Contact: Cindy Starr
A $50,000 Molecular Therapeutics Program Pilot Grant will support a quest to understand and prevent the spread of medulloblastoma, the most common childhood brain cancer. The grant will support the work of Timothy Phoenix, PhD, assistant professor of pharmaceutical sciences at the University of Cincinnati’s James L. Winkle College of Pharmacy.
The grant was announced by David Plas, PhD, associate professor of cancer biology at the UC College of Medicine and holder of the Anna and Harold W. Huffman Endowed Chair in Glioblastoma Experimental Therapeutics at the UC Brain Tumor Center.
The grant will enable Phoenix to pursue research into medulloblastoma’s distinct subgroups, which differ greatly in their tendency to migrate from the brain to the spinal fluid, to the spinal cord and even to areas outside the brain and spine. The tendency to migrate, or metastasize, has been characterized by how closely the tumor cells adhere, or stick together. Those that adhere loosely are most apt to spread throughout the brain and central nervous system.
“When a medulloblastoma brain tumor metastasizes, the outcome is likely to be poor,” Phoenix says. “As such, there is a critical need to understand mechanisms that drive differences in metastatic frequency among the four medulloblastoma subgroups and to develop new biomarkers and therapies that prevent metastasis from occurring.”
Phoenix, who has been studying medulloblastoma subtypes for more than six years, postulates that the potential for medulloblastoma cells to either remain clustered together or to metastasize is determined by specific mutations. The mutations also have been found in medulloblastoma tumors that recur, including those initially at low risk of metastasis.
The high-risk medulloblastoma subgroup is metastatic in 50 to 70 percent of cases, while the low-risk medulloblastoma subgroup is metastatic in about 5 percent of cases.
By studying the medulloblastoma subgroup with the least risk of metastasis and the subgroup with the greatest risk, Phoenix hopes to determine the role that mutations play.
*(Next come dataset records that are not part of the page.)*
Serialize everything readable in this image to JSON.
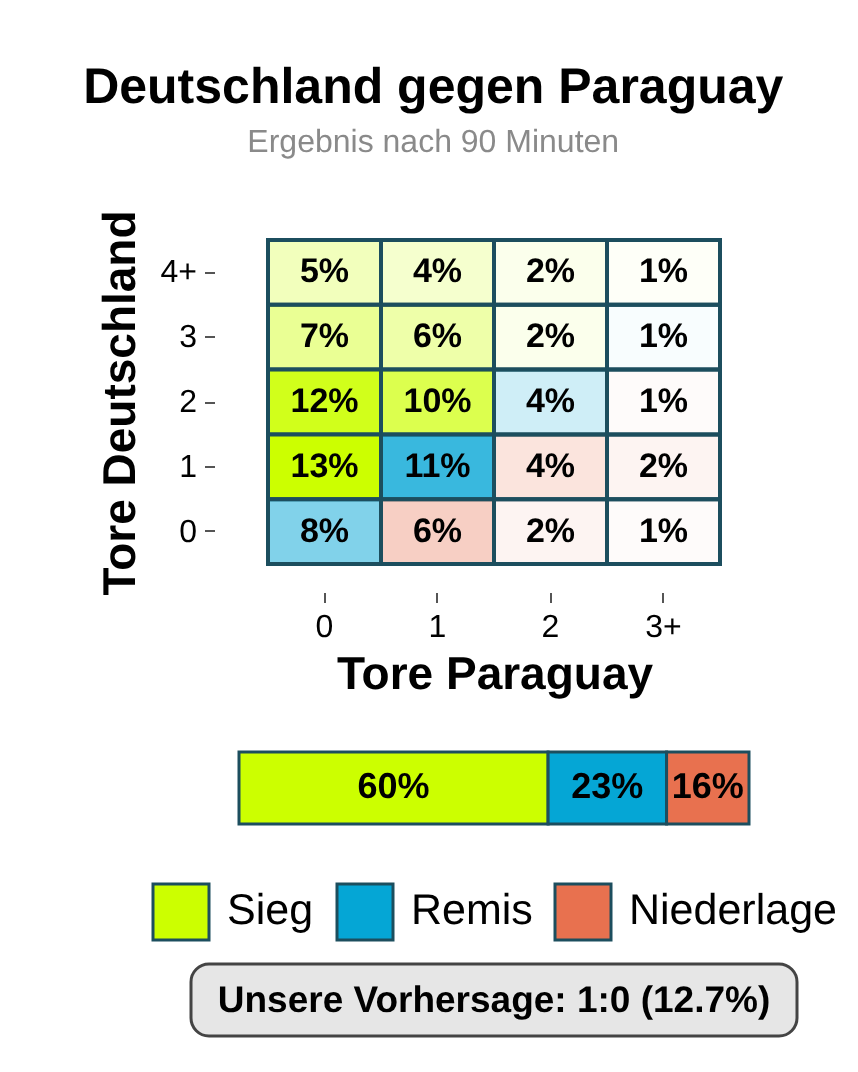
{
  "chart_data": [
    {
      "type": "heatmap",
      "title": "Deutschland gegen Paraguay",
      "subtitle": "Ergebnis nach 90 Minuten",
      "xlabel": "Tore Paraguay",
      "ylabel": "Tore Deutschland",
      "categories": [
        "0",
        "1",
        "2",
        "3+"
      ],
      "y_categories": [
        "4+",
        "3",
        "2",
        "1",
        "0"
      ],
      "cells": [
        [
          5,
          4,
          2,
          1
        ],
        [
          7,
          6,
          2,
          1
        ],
        [
          12,
          10,
          4,
          1
        ],
        [
          13,
          11,
          4,
          2
        ],
        [
          8,
          6,
          2,
          1
        ]
      ],
      "cell_labels": [
        [
          "5%",
          "4%",
          "2%",
          "1%"
        ],
        [
          "7%",
          "6%",
          "2%",
          "1%"
        ],
        [
          "12%",
          "10%",
          "4%",
          "1%"
        ],
        [
          "13%",
          "11%",
          "4%",
          "2%"
        ],
        [
          "8%",
          "6%",
          "2%",
          "1%"
        ]
      ],
      "colors": [
        [
          "#ccff00",
          "#ccff00",
          "#ccff00",
          "#ccff00"
        ],
        [
          "#ccff00",
          "#ccff00",
          "#ccff00",
          "#05a6d5"
        ],
        [
          "#ccff00",
          "#ccff00",
          "#05a6d5",
          "#e8714f"
        ],
        [
          "#ccff00",
          "#05a6d5",
          "#e8714f",
          "#e8714f"
        ],
        [
          "#05a6d5",
          "#e8714f",
          "#e8714f",
          "#e8714f"
        ]
      ]
    },
    {
      "type": "bar",
      "orientation": "horizontal",
      "stacked": true,
      "categories": [
        null
      ],
      "tick_labels": false,
      "legend": "bottom",
      "series": [
        {
          "name": "Sieg",
          "color": "#ccff00",
          "values": [
            60
          ],
          "value_labels": [
            "60%"
          ]
        },
        {
          "name": "Remis",
          "color": "#05a6d5",
          "values": [
            23
          ],
          "value_labels": [
            "23%"
          ]
        },
        {
          "name": "Niederlage",
          "color": "#e8714f",
          "values": [
            16
          ],
          "value_labels": [
            "16%"
          ]
        }
      ],
      "annotations": [
        "Unsere Vorhersage: 1:0 (12.7%)"
      ]
    }
  ]
}
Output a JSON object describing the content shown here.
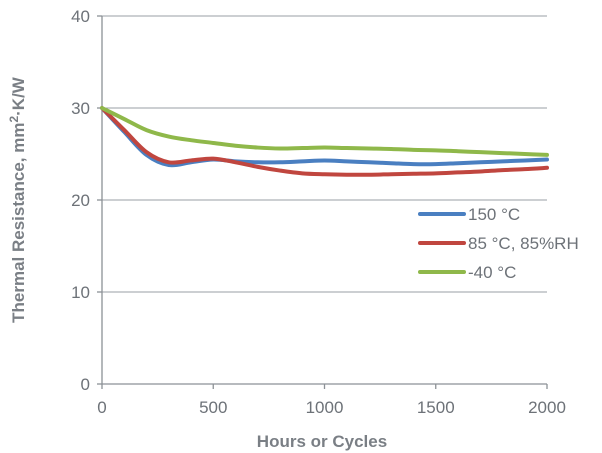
{
  "chart_data": {
    "type": "line",
    "title": "",
    "xlabel": "Hours or Cycles",
    "ylabel": "Thermal Resistance, mm²·K/W",
    "xlim": [
      0,
      2000
    ],
    "ylim": [
      0,
      40
    ],
    "xticks": [
      0,
      500,
      1000,
      1500,
      2000
    ],
    "yticks": [
      0,
      10,
      20,
      30,
      40
    ],
    "grid": "horizontal",
    "legend_position": "right-middle",
    "series": [
      {
        "name": "150 °C",
        "color": "#4a7fc1",
        "x": [
          0,
          100,
          200,
          300,
          400,
          500,
          600,
          700,
          800,
          900,
          1000,
          1100,
          1200,
          1300,
          1400,
          1500,
          1600,
          1700,
          1800,
          1900,
          2000
        ],
        "y": [
          30,
          27.4,
          24.9,
          23.8,
          24.1,
          24.4,
          24.2,
          24.1,
          24.1,
          24.2,
          24.3,
          24.2,
          24.1,
          24.0,
          23.9,
          23.9,
          24.0,
          24.1,
          24.2,
          24.3,
          24.4
        ]
      },
      {
        "name": "85 °C, 85%RH",
        "color": "#c0463f",
        "x": [
          0,
          100,
          200,
          300,
          400,
          500,
          600,
          700,
          800,
          900,
          1000,
          1100,
          1200,
          1300,
          1400,
          1500,
          1600,
          1700,
          1800,
          1900,
          2000
        ],
        "y": [
          30,
          27.6,
          25.2,
          24.1,
          24.3,
          24.5,
          24.1,
          23.6,
          23.2,
          22.9,
          22.8,
          22.75,
          22.75,
          22.8,
          22.85,
          22.9,
          23.0,
          23.1,
          23.25,
          23.35,
          23.5
        ]
      },
      {
        "name": "-40 °C",
        "color": "#8fb84a",
        "x": [
          0,
          100,
          200,
          300,
          400,
          500,
          600,
          700,
          800,
          900,
          1000,
          1100,
          1200,
          1300,
          1400,
          1500,
          1600,
          1700,
          1800,
          1900,
          2000
        ],
        "y": [
          30,
          28.8,
          27.6,
          26.9,
          26.5,
          26.2,
          25.9,
          25.7,
          25.6,
          25.65,
          25.7,
          25.65,
          25.6,
          25.55,
          25.45,
          25.4,
          25.3,
          25.2,
          25.1,
          25.0,
          24.9
        ]
      }
    ]
  }
}
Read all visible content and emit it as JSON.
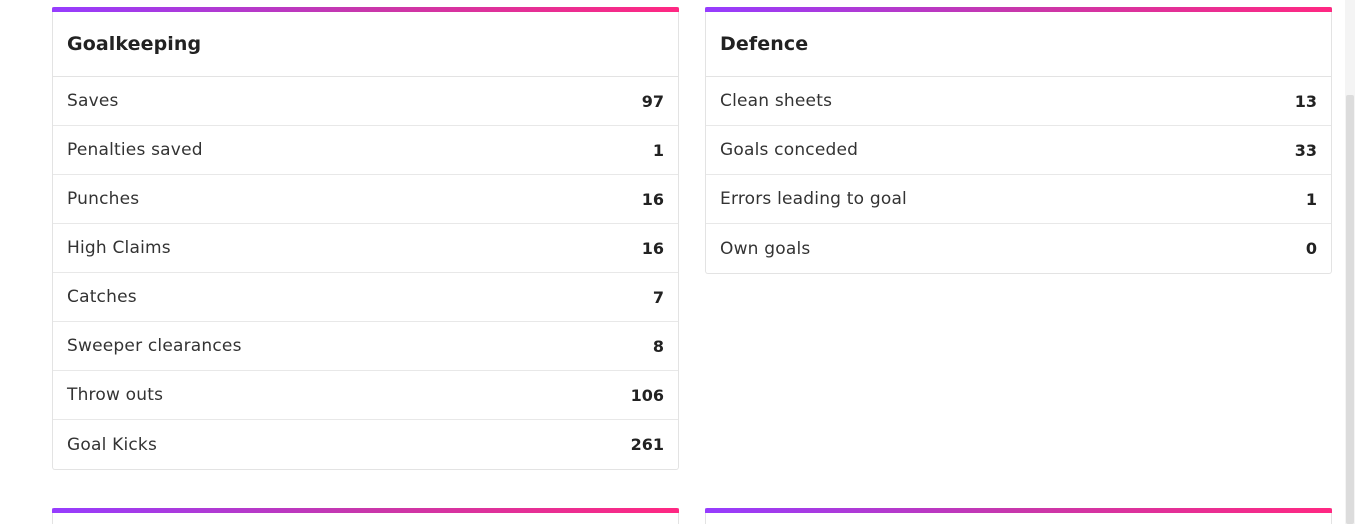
{
  "goalkeeping": {
    "title": "Goalkeeping",
    "rows": [
      {
        "label": "Saves",
        "value": "97"
      },
      {
        "label": "Penalties saved",
        "value": "1"
      },
      {
        "label": "Punches",
        "value": "16"
      },
      {
        "label": "High Claims",
        "value": "16"
      },
      {
        "label": "Catches",
        "value": "7"
      },
      {
        "label": "Sweeper clearances",
        "value": "8"
      },
      {
        "label": "Throw outs",
        "value": "106"
      },
      {
        "label": "Goal Kicks",
        "value": "261"
      }
    ]
  },
  "defence": {
    "title": "Defence",
    "rows": [
      {
        "label": "Clean sheets",
        "value": "13"
      },
      {
        "label": "Goals conceded",
        "value": "33"
      },
      {
        "label": "Errors leading to goal",
        "value": "1"
      },
      {
        "label": "Own goals",
        "value": "0"
      }
    ]
  },
  "colors": {
    "accent_gradient": [
      "#963cff",
      "#c837ab",
      "#ff2882"
    ],
    "border": "#e3e3e3"
  }
}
He will use an animal model to identify specific genes and signaling pathways that regulate metastatic capabilities.
“Relatively little is known about the mechanisms that promote metastatic dissemination, or why differences exist between molecular subgroups,” Phoenix says. “The development of biomarkers that predict metastasis could provide us with the potential to translate our findings into clinically relevant diagnostic tests and future therapies.”
Medulloblastoma is the most common malignant pediatric brain tumor, representing about 20 percent of all pediatric cancers of the brain and spinal cord. Medulloblastomas occur in the cerebellum, which is located in the back of the brain. The cerebellum plays an important role in motor control, including walking, balance and fine motor coordination.
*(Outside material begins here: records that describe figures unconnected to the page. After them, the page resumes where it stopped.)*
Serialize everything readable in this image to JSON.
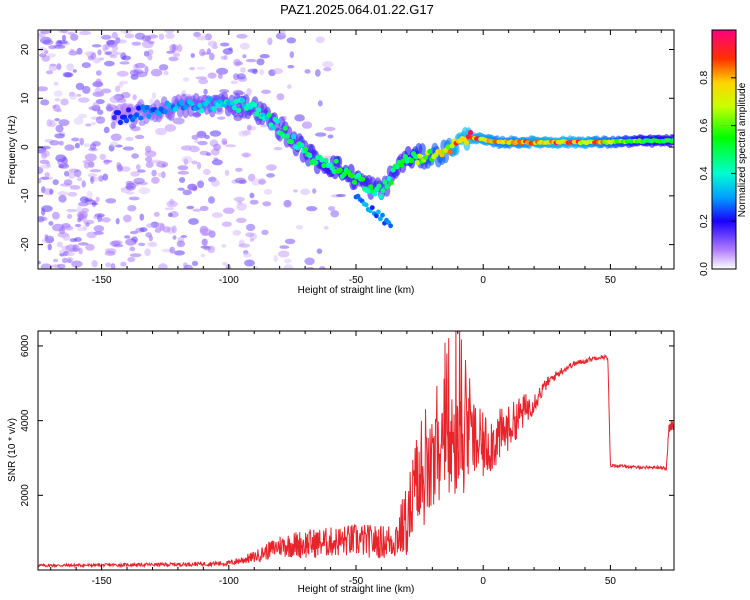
{
  "figure": {
    "title": "PAZ1.2025.064.01.22.G17"
  },
  "colors": {
    "signal": "#e8242b",
    "frame": "#000000",
    "background": "#ffffff"
  },
  "chart_data": [
    {
      "type": "heatmap",
      "name": "spectrogram",
      "xlabel": "Height of straight line (km)",
      "ylabel": "Frequency (Hz)",
      "xlim": [
        -175,
        75
      ],
      "ylim": [
        -25,
        24
      ],
      "xticks": [
        -150,
        -100,
        -50,
        0,
        50
      ],
      "xtick_labels": [
        "-150",
        "-100",
        "-50",
        "0",
        "50"
      ],
      "yticks": [
        -20,
        -10,
        0,
        10,
        20
      ],
      "ytick_labels": [
        "-20",
        "-10",
        "0",
        "10",
        "20"
      ],
      "ridge": {
        "x": [
          -145,
          -130,
          -115,
          -100,
          -90,
          -80,
          -72,
          -65,
          -58,
          -52,
          -48,
          -45,
          -40,
          -36,
          -32,
          -28,
          -22,
          -15,
          -8,
          -4,
          0,
          5,
          10,
          20,
          30,
          40,
          50,
          60,
          75
        ],
        "y": [
          6,
          7.5,
          8.5,
          9,
          8,
          4,
          0,
          -3,
          -4,
          -6,
          -7,
          -8,
          -9,
          -6,
          -3,
          -2,
          -2,
          -1,
          1.5,
          2,
          1.5,
          1,
          1,
          1,
          1,
          1,
          1,
          1.2,
          1.3
        ],
        "strength": [
          0.2,
          0.3,
          0.35,
          0.4,
          0.45,
          0.45,
          0.5,
          0.5,
          0.55,
          0.55,
          0.5,
          0.5,
          0.45,
          0.5,
          0.5,
          0.6,
          0.7,
          0.75,
          0.95,
          0.9,
          0.85,
          0.8,
          0.8,
          0.85,
          0.9,
          0.85,
          0.75,
          0.6,
          0.55
        ]
      },
      "colorbar": {
        "label": "Normalized spectral amplitude",
        "range": [
          0,
          1
        ],
        "ticks": [
          0.0,
          0.2,
          0.4,
          0.6,
          0.8
        ],
        "tick_labels": [
          "0.0",
          "0.2",
          "0.4",
          "0.6",
          "0.8"
        ]
      }
    },
    {
      "type": "line",
      "name": "snr",
      "xlabel": "Height of straight line (km)",
      "ylabel": "SNR (10 * v/v)",
      "xlim": [
        -175,
        75
      ],
      "ylim": [
        0,
        6400
      ],
      "xticks": [
        -150,
        -100,
        -50,
        0,
        50
      ],
      "xtick_labels": [
        "-150",
        "-100",
        "-50",
        "0",
        "50"
      ],
      "yticks": [
        2000,
        4000,
        6000
      ],
      "ytick_labels": [
        "2000",
        "4000",
        "6000"
      ],
      "series": [
        {
          "name": "SNR",
          "x": [
            -175,
            -150,
            -120,
            -100,
            -90,
            -80,
            -70,
            -60,
            -50,
            -40,
            -35,
            -30,
            -27,
            -20,
            -15,
            -10,
            -5,
            0,
            5,
            10,
            15,
            20,
            25,
            30,
            35,
            40,
            45,
            48,
            49,
            50,
            55,
            60,
            65,
            70,
            72,
            73,
            75
          ],
          "mean": [
            120,
            130,
            150,
            180,
            350,
            650,
            700,
            750,
            800,
            750,
            800,
            1300,
            2000,
            2700,
            3200,
            3300,
            3500,
            3300,
            3500,
            3800,
            4200,
            4500,
            5000,
            5300,
            5500,
            5600,
            5700,
            5700,
            5650,
            2800,
            2780,
            2750,
            2750,
            2750,
            2700,
            3800,
            3900
          ],
          "noise": [
            40,
            40,
            50,
            70,
            150,
            300,
            400,
            400,
            450,
            450,
            500,
            1000,
            1400,
            1200,
            1400,
            1500,
            1200,
            900,
            800,
            600,
            500,
            300,
            150,
            100,
            80,
            70,
            60,
            60,
            60,
            40,
            40,
            40,
            40,
            40,
            40,
            150,
            150
          ]
        }
      ]
    }
  ]
}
The four medulloblastoma subgroups are known as WNT, SHH, Group3 and Group4. Treatment is determined by the patient subgroup and the patient’s age.
The Molecular Therapeutics Program exists within the UC Brain Tumor Center, which is part of the UC Gardner Neuroscience Institute and the UC Cancer Institute. The program supports discovery and translational research to advance the care of primary and metastatic brain tumors in children and adults. Metastasis can spread outward from the brain, as with medulloblastoma. More commonly, metastasis reaches the brain from tumors of the lung, breast, kidney or skin (melanoma).
Phoenix’s assistant professorship is supported by both UC and Cincinnati Children’s Hospital Medical Center.